I live in the UK which is an industrialised nation, arguable it’s a post industrial country, but either way the meaning is the same and it’s the dictionary meaning:
Industrialise: develop industries in (a country or region) on a wide scale.
This meaning of the word is widely used and understandable.
To Industrialise is the process of creating Industry, the noun from which we get the verb is industry.
That’s not what it means in my Office Speak subculture 🙂
In Office Speak Industrialise is used for the process of taking something that is being developed through the various organisational processes that will allow it to be built in a repeatable way.
We need to industrialise the process for shoe lace tying.
We need to industrialise the way that we support light-sabre maker XI.

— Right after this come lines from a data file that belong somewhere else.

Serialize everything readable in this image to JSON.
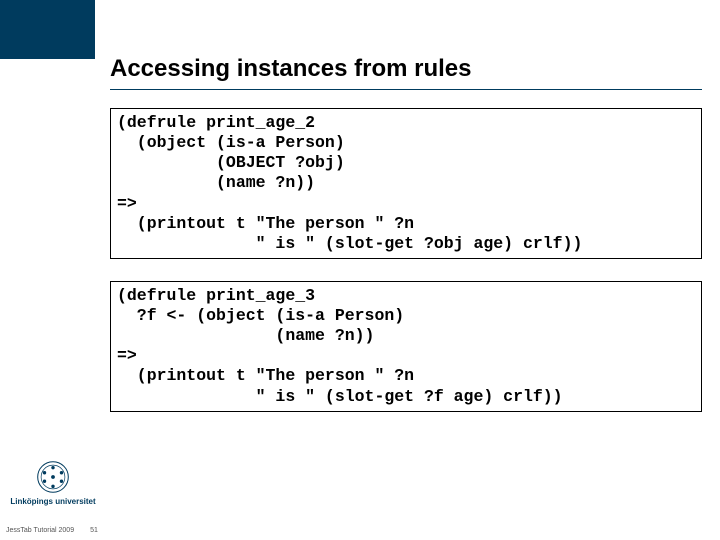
{
  "slide": {
    "title": "Accessing instances from rules",
    "code1": "(defrule print_age_2\n  (object (is-a Person)\n          (OBJECT ?obj)\n          (name ?n))\n=>\n  (printout t \"The person \" ?n\n              \" is \" (slot-get ?obj age) crlf))",
    "code2": "(defrule print_age_3\n  ?f <- (object (is-a Person)\n                (name ?n))\n=>\n  (printout t \"The person \" ?n\n              \" is \" (slot-get ?f age) crlf))"
  },
  "branding": {
    "university": "Linköpings universitet"
  },
  "footer": {
    "label": "JessTab Tutorial 2009",
    "page": "51"
  }
}
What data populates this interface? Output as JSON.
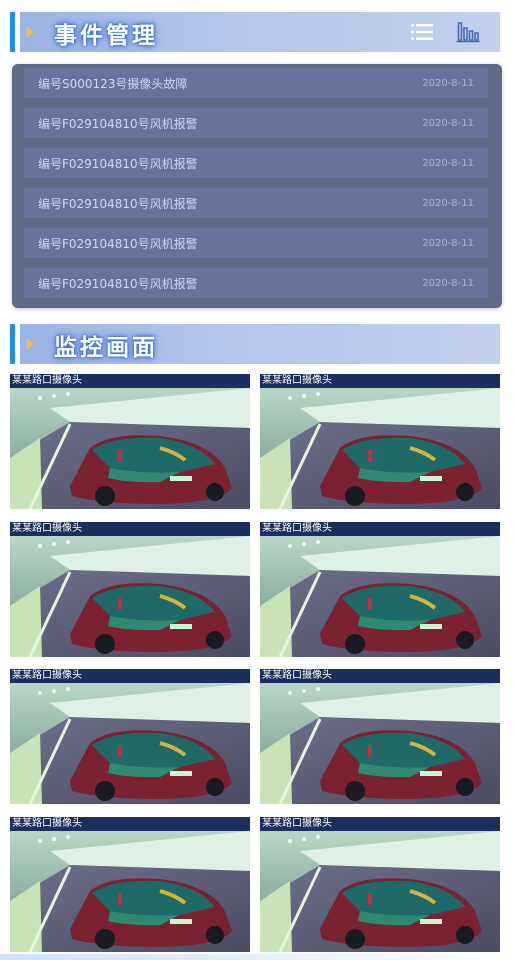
{
  "events_section": {
    "title": "事件管理",
    "icons": [
      "list-icon",
      "bar-chart-icon"
    ]
  },
  "events": [
    {
      "title": "编号S000123号摄像头故障",
      "date": "2020-8-11"
    },
    {
      "title": "编号F029104810号风机报警",
      "date": "2020-8-11"
    },
    {
      "title": "编号F029104810号风机报警",
      "date": "2020-8-11"
    },
    {
      "title": "编号F029104810号风机报警",
      "date": "2020-8-11"
    },
    {
      "title": "编号F029104810号风机报警",
      "date": "2020-8-11"
    },
    {
      "title": "编号F029104810号风机报警",
      "date": "2020-8-11"
    }
  ],
  "monitor_section": {
    "title": "监控画面"
  },
  "cameras": [
    {
      "label": "某某路口摄像头"
    },
    {
      "label": "某某路口摄像头"
    },
    {
      "label": "某某路口摄像头"
    },
    {
      "label": "某某路口摄像头"
    },
    {
      "label": "某某路口摄像头"
    },
    {
      "label": "某某路口摄像头"
    },
    {
      "label": "某某路口摄像头"
    },
    {
      "label": "某某路口摄像头"
    }
  ],
  "colors": {
    "accent": "#1e8fe6",
    "header_gradient_start": "#9db4e3",
    "panel_bg": "#5f6a84",
    "row_bg": "#68749a",
    "camera_label_bg": "#1a2f5e",
    "arrow": "#f6c03a"
  }
}
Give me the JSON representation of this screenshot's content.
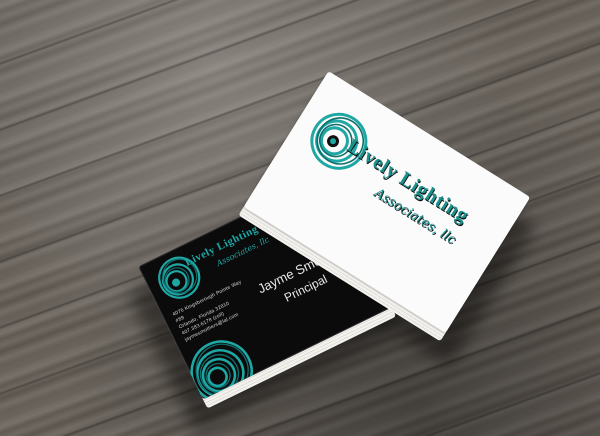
{
  "company": {
    "logo_lead": "L",
    "logo_name": "ively Lighting",
    "logo_sub": "Associates, llc"
  },
  "person": {
    "name": "Jayme Smothers",
    "title": "Principal"
  },
  "contact": {
    "lines": [
      "4076 Kingsborough Pointe Way",
      "#89",
      "Orlando, Florida 32810",
      "407.383.6178 (cell)",
      "jaymesmothers@lal.com"
    ]
  },
  "colors": {
    "accent": "#1fa7a4",
    "accent_dark": "#0f6f6d",
    "card_black": "#0b0b0c",
    "card_white": "#fbfbfb"
  }
}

In my particular sector this use of the word feels like an overstatement. When you think about repeat-ability in the context of a word like industrialisation your perhaps imagining run-rates like those of a car manufacturer or a mobile phone manufacturer – hundreds of thousands and millions of units. In our context you’d be completely wrong. I work in a segment of the IT business where repeating something a few thousands times would be regarded as a large run, doing something in the tens of thousands being massive.
So why do we use the word? I’m not sure I know, but I suspect it’s got something to do with one of the ways in which we use the word industrial. When we talk about something having an industrial design we tend to mean that it is robust, sturdy, reliable, those kind of a things. In that context industrial is the noun that we then turn into a verb to create the word industrialise, by which I think we mean something like:
Industrialise: To make robust, sturdy, reliable.
Repeat-ability is another, but smaller, part of the meaning.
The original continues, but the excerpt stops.